Alas! The vision of the universe heightened the frenzy of the personal life instead of calming it. I said to myself that without doubt I had been deceived in believing myself a purely abstract and intellectual being. During the months in which I had been entirely chaste had I not lived contrary to my nature?

Under pretext of some family business to regulate I obtained of the marquis a vacation of eight days. I went to Clermont and sought for Marianne. I soon found her. She was no longer the simple working-woman. A country proprietor had settled her, dressed her in fine clothes, and coming to the city only one day in eight, left her a sort of liberty. This re-entrance into the world affected me as a renewal of initiation. I was desirous of knowing to what degree the memory of Charlotte gangrened my soul. Ah! how the image of Mlle. de Jussat presented itself at that moment with her Madonna-like profile and the delicacy of her whole being. It was impossible for me to return to these base idols. I passed the days which remained to me in walking with my mother, who seeing me so melancholy became uneasy and increased my sadness by her questions.

I saw the time of my return to the château approach with pleasure. At least I could live there among my memories. But a terrible blow awaited me, which was given me by the marquis on my arrival.

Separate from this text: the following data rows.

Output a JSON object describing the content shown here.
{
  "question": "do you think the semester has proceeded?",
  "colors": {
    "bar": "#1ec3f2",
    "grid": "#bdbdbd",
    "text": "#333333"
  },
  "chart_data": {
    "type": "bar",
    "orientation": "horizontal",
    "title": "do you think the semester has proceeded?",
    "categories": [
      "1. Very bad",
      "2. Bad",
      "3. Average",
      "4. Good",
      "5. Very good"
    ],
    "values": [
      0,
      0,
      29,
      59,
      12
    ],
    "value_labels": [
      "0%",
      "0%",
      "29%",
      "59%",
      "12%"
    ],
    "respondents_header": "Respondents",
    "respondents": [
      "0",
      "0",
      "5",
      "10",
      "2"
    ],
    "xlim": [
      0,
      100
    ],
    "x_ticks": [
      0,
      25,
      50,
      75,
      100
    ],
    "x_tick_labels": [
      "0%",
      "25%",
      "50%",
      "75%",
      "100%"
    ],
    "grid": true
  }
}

“Good news,” said he as soon as he saw me. “Charlotte is better. And there is more just as good. She is going to be married. Yes, she accepts M. de Plane. It is true, you do not know him, a friend of André whom she refused once, and now she is willing.” And he continued, going back to himself as usual: “Yes, it is very good news, for, you see, I have not much longer to live. I am broken, very much broken.”

He might detail to me his imaginary ills, analyze his stomach as much as he wished, his gout, his intestines, his heart, his head—I listened no more than a condemned man to whom his sentence has been announced listens to the words of his jailer. I saw only the fact so painful to me. You who have written some admirable pages upon jealousy, my dear master, and upon the ravages which the thought alone of the caress of a rival produces in the imagination of a lover, can divine what smarting poison this news poured into my wound.

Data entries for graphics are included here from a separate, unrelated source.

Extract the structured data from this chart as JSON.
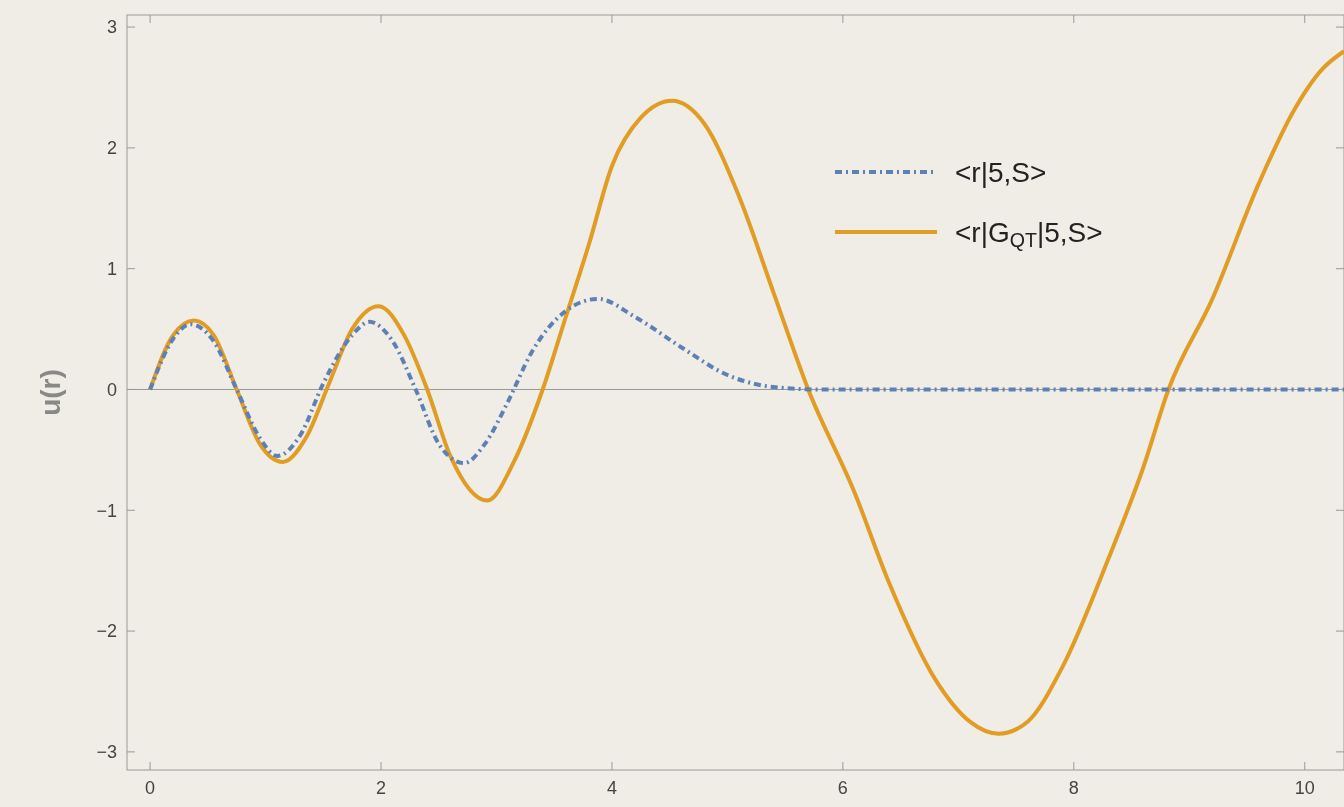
{
  "chart_data": {
    "type": "line",
    "ylabel": "u(r)",
    "xlim": [
      -0.2,
      10.34
    ],
    "ylim": [
      -3.15,
      3.1
    ],
    "xticks": [
      0,
      2,
      4,
      6,
      8,
      10
    ],
    "yticks": [
      -3,
      -2,
      -1,
      0,
      1,
      2,
      3
    ],
    "grid": false,
    "legend": "top right",
    "ref_lines": [
      {
        "axis": "y",
        "value": 0,
        "color": "#999999"
      }
    ],
    "series": [
      {
        "name": "<r|5,S>",
        "color": "#5e81b5",
        "line_style": "dashdot",
        "x": [
          0,
          0.2,
          0.35,
          0.55,
          0.75,
          0.95,
          1.1,
          1.3,
          1.5,
          1.75,
          1.9,
          2.1,
          2.3,
          2.5,
          2.72,
          2.9,
          3.1,
          3.3,
          3.6,
          3.88,
          4.2,
          4.6,
          5.0,
          5.4,
          5.8,
          7,
          8,
          9,
          10.34
        ],
        "values": [
          0,
          0.42,
          0.54,
          0.4,
          0,
          -0.4,
          -0.55,
          -0.38,
          0.05,
          0.45,
          0.56,
          0.4,
          0,
          -0.45,
          -0.61,
          -0.45,
          -0.1,
          0.3,
          0.65,
          0.75,
          0.6,
          0.35,
          0.12,
          0.02,
          0,
          0,
          0,
          0,
          0
        ]
      },
      {
        "name": "<r|G$_{QT}$|5,S>",
        "color": "#e19c24",
        "line_style": "solid",
        "x": [
          0,
          0.2,
          0.38,
          0.55,
          0.75,
          0.95,
          1.15,
          1.35,
          1.55,
          1.75,
          1.98,
          2.2,
          2.4,
          2.6,
          2.92,
          3.15,
          3.4,
          3.6,
          3.8,
          4.0,
          4.25,
          4.52,
          4.8,
          5.1,
          5.4,
          5.7,
          6.1,
          6.4,
          6.8,
          7.1,
          7.35,
          7.6,
          7.9,
          8.3,
          8.6,
          8.82,
          9.2,
          9.6,
          9.9,
          10.15,
          10.34
        ],
        "values": [
          0,
          0.45,
          0.57,
          0.45,
          0,
          -0.45,
          -0.6,
          -0.4,
          0.05,
          0.5,
          0.69,
          0.45,
          0,
          -0.55,
          -0.92,
          -0.6,
          0,
          0.6,
          1.2,
          1.85,
          2.25,
          2.39,
          2.2,
          1.6,
          0.8,
          0,
          -0.85,
          -1.6,
          -2.4,
          -2.75,
          -2.85,
          -2.75,
          -2.3,
          -1.4,
          -0.65,
          0,
          0.75,
          1.7,
          2.3,
          2.65,
          2.8
        ]
      }
    ]
  }
}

May, June, July, August, September—nearly five months since Charlotte had gone, and this wound instead of healing had become enlarged, poisoned until this last stroke which finished me. This time I did not have the cruel consolation that my suffering was shared. This marriage proved to me that she was cured of her sentiment for me, while I was agonized by mine for her.

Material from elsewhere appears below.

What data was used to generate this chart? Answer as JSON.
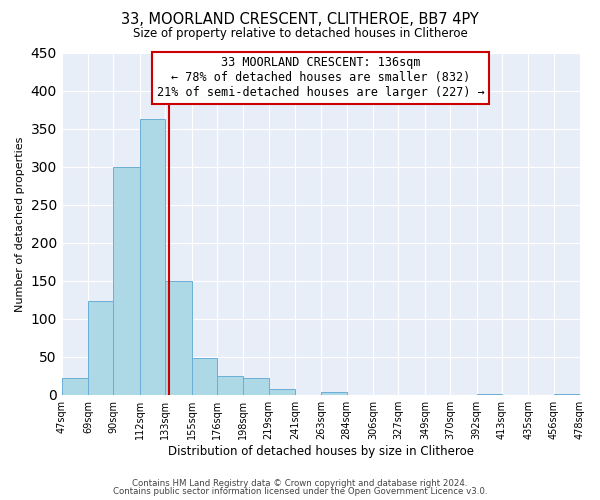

My fury was exasperated at the thought that this love had been snatched from me just at the moment I was about to be able to develop it in its fullness, at the very time of decisive action. I saw Charlotte in Paris, where M. de Plane was passing his leave of absence, receiving her fiancé in the partial tête-à-tête with a familiarity permitted under the indulgent eyes of the marquise. They were for this man now, these smiles at once proud and timid, these tender and anxious looks, these passages of paleness and modest red over her delicate face, these gestures of a grace always a little wild.

Finally she loved him, since she was willing to marry him. And he seemed to me like Count André whose detestable influence I found even here, and whom I again hated in the fiancé of his sister confounding these two gentlemen, these two elders, these two officers, in the same furious antipathy. Vain and puerile anger which I took with me into the wood already reclothed with those vague tints which would soon change to russet.